What Richard is doing here is just appearing to be no different from some priest. I know he doesn’t mean to – and he knows it’s the last thing that a scientist should be doing – but nevertheless, he keeps baying that This is True, and That is True, and those statements are antithetical to an honest scientist’s humble standpoint. It is not just a matter of pedantry to insist that we get this right, because recognition of the types of claims that people make is absolutely central to their understanding their content.

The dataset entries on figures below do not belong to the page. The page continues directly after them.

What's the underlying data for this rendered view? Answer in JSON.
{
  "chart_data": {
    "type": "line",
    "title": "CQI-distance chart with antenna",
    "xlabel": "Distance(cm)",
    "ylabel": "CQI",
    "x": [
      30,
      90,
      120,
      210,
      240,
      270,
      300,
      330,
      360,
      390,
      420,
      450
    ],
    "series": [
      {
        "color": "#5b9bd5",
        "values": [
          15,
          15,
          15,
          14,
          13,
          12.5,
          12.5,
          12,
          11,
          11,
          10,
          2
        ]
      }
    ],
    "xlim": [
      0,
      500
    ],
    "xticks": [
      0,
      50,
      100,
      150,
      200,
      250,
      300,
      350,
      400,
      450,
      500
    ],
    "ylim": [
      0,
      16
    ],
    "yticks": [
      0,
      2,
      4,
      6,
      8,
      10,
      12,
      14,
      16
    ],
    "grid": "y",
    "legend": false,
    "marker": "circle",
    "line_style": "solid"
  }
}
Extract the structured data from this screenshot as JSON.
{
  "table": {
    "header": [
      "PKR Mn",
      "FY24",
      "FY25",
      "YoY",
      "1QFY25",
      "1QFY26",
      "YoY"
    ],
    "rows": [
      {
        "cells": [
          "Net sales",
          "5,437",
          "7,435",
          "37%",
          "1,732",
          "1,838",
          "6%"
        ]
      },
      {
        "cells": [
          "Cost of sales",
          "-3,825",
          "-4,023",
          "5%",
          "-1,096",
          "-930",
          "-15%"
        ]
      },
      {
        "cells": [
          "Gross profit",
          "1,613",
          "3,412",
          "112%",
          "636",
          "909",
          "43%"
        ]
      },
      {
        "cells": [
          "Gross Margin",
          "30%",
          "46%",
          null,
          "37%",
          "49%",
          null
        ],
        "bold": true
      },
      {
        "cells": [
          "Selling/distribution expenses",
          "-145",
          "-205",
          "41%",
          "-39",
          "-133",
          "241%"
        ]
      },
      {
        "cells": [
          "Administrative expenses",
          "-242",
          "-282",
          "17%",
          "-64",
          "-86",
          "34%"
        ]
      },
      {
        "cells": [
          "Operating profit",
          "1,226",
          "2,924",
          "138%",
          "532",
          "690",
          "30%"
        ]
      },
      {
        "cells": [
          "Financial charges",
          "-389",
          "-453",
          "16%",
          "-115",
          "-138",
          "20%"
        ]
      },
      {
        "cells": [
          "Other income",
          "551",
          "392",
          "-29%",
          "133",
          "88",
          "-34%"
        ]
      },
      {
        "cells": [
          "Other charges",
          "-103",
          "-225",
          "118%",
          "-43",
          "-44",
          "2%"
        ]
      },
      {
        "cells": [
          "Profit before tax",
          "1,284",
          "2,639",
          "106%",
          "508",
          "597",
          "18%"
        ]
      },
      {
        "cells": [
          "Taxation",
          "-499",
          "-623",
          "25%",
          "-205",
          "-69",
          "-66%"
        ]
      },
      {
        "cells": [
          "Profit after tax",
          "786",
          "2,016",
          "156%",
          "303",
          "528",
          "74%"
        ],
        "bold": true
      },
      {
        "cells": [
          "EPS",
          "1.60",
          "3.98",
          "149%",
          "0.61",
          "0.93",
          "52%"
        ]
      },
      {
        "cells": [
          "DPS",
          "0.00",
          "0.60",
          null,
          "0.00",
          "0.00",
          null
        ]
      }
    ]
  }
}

We aren’t going to beat creationists by playing them at their own game, and shouting from raised towers with the biggest megaphone. Sure, we may get the attention of the public, and that’s certainly very important, as Richard himself admits when he says that it’s a ‘consciousness raising’ effort. People looking up at the towers will just think “Hey, those truth-heads are shouting at each other again!” and just ignore both of us, thinking that it’s just a battle for supremacy on some power scale. They don’t realise that the two approaches to knowledge are completely different, that the scales are not the same scale, and no wonder if both parties appear to be doing the same thing, whatever their intentions.
What will win the battle is for Richard to use downright honesty in how he helps people distinguish scientific claims from faith-based ones, and this notion of Truth is, I think, the only way to do it. He is clearly an honest and passionate man, but he’s unwittingly making himself look like his enemy, which is defeating his purpose of explaining why the kinds of answers that science gives are different from every other attempt to explain the natural world.
He even relented at the end there, saying that something ‘approaches’ a fact, and that’s the phraseology he must stick to if he wants to highlight the difference clearly and effectively.